Bien évidemment la colocation devient très vite ambiguë. Eleminio s’entiche de Saturnine et l’entraîne dans ses fantasmes photographiques…« Les causalités amoureuses sont byzantines »…
Le personnage d’Eleminio est à lui seul tout le sel du roman : il se considère l’homme le plus noble du monde, se gargarise de la « grandesse » espagnole, se compare au Christ, voudrait que la monarchie s’accommode d’un régime fédéo-vassalique et fait des merveilles en couture !
Ce que j’ai particulièrement apprécié dans ce roman, c’est l’humour, l’art de la formule et les syllogismes quelques peu absurdes du personnage tels que : « La digestion est un phénomène purement catholique. Comprendre l’or, c’est comprendre l’Espagne et donc me comprendre. »

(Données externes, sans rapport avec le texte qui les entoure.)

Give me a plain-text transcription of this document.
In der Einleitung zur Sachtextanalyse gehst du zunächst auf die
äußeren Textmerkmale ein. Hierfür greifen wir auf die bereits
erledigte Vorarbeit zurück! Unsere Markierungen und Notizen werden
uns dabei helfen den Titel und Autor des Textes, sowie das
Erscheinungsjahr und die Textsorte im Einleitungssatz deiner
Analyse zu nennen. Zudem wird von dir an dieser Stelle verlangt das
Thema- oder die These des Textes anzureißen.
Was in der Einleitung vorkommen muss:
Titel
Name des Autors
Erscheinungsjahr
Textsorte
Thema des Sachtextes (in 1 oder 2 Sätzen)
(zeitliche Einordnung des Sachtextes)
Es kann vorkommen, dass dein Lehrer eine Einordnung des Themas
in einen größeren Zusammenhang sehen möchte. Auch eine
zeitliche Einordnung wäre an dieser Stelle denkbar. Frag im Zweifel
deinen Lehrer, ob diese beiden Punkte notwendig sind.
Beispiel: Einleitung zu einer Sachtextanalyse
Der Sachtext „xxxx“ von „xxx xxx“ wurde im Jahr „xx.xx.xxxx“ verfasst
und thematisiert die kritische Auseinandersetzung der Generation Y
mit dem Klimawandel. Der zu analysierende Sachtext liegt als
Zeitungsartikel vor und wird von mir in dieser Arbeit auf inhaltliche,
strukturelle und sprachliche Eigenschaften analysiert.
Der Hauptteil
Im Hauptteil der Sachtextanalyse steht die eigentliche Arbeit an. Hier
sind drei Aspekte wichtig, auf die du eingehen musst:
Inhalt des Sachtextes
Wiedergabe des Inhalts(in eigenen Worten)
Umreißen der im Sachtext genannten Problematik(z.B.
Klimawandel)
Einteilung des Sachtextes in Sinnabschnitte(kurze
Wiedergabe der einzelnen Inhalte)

Ce que j’ai trouvé un peu regrettable, c’est cette obsession pour le champagne, que l’on trouvait déjà dans Le Fait du prince… On l’aura compris, Amélie Nothomb en raffole, à partir du moment où il ne s’agit pas de champagne rosé : « L’inventeur du champagne rosé a réussi le contraire de la quête des alchimistes : il a transformé l’or en grenadine. »
Bien que le récit prête souvent à sourire, il aborde quand même une question importante : celle du jardin secret dans une relation amoureuse. « Je ne suis pas un fou mais un homme épris d’absolu, confronté par neuf fois à une question terrible : quelle est la juste frontière entre l’aimée et moi ? »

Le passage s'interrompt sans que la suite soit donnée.